As these works witness, at stake in this show was photography’s changing relationship to abstraction as contemporary artists have pushed the limits of what—and the very ways in which—the medium is capable of representing. For example, Walead Beshty produces his “Transparencies” (an ongoing series begun in 2006; two from 2011 were presented here) by subjecting his negatives, which he stows in his carry-on luggage, to the X-rays of airport-security scanners—a process that bands his images with shadowy, unpredictable patterns. Or take the tarnished, mirrorlike surface of Liz Deschenes’s Front/Side #10, 2012, a silver-toned photogram that she created by exposing the entirety of a sheet of black-and-white photo paper to ambient light from the night sky and surrounding buildings, thereby foregrounding the chemical processes of photography and allowing the environmental factors (such as humidity and temperature) present when creating the image to be the only visible “image” (one that will continue to “develop” as the marks oxidize over time). While the works of Beshty and Deschenes are ostensibly abstract, they are also exceedingly concrete, displaying not images of reality but rather the very conditions that govern the production and reception of images.

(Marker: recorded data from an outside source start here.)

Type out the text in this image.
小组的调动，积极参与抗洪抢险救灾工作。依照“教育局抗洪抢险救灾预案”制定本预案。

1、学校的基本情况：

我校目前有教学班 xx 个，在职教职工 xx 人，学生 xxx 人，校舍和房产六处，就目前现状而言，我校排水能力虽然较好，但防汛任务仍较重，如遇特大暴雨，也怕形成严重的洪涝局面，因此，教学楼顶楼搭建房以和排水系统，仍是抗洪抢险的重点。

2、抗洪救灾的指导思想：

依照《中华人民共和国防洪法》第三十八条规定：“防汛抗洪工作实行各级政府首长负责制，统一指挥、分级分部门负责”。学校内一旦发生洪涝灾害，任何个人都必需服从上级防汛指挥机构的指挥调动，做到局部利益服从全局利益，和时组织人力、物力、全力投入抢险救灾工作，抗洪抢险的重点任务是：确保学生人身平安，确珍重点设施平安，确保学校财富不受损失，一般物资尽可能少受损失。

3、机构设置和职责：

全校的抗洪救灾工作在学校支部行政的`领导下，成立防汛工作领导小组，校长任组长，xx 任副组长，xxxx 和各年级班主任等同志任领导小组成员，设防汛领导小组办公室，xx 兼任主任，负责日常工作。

The political and technological changes that give such practices their urgency today are alluded to by another work that was on view, Gerhard Richter’s September, 2009, a photograph of a blurred, barely legible painting based on a newspaper image of the second plane crashing into the World Trade Center. The distinction between image and photograph that these works underscore—the former a dematerialized representation, the latter an object in the world—critically addresses the larger crisis in visibility ushered in by a fully digital post–9/11 world. It is in this context that the very concept of the unphotographable—that which is not fully knowable or certain, including, not least, the photographic medium itself—must be seen as deeply historical and hence unfixed.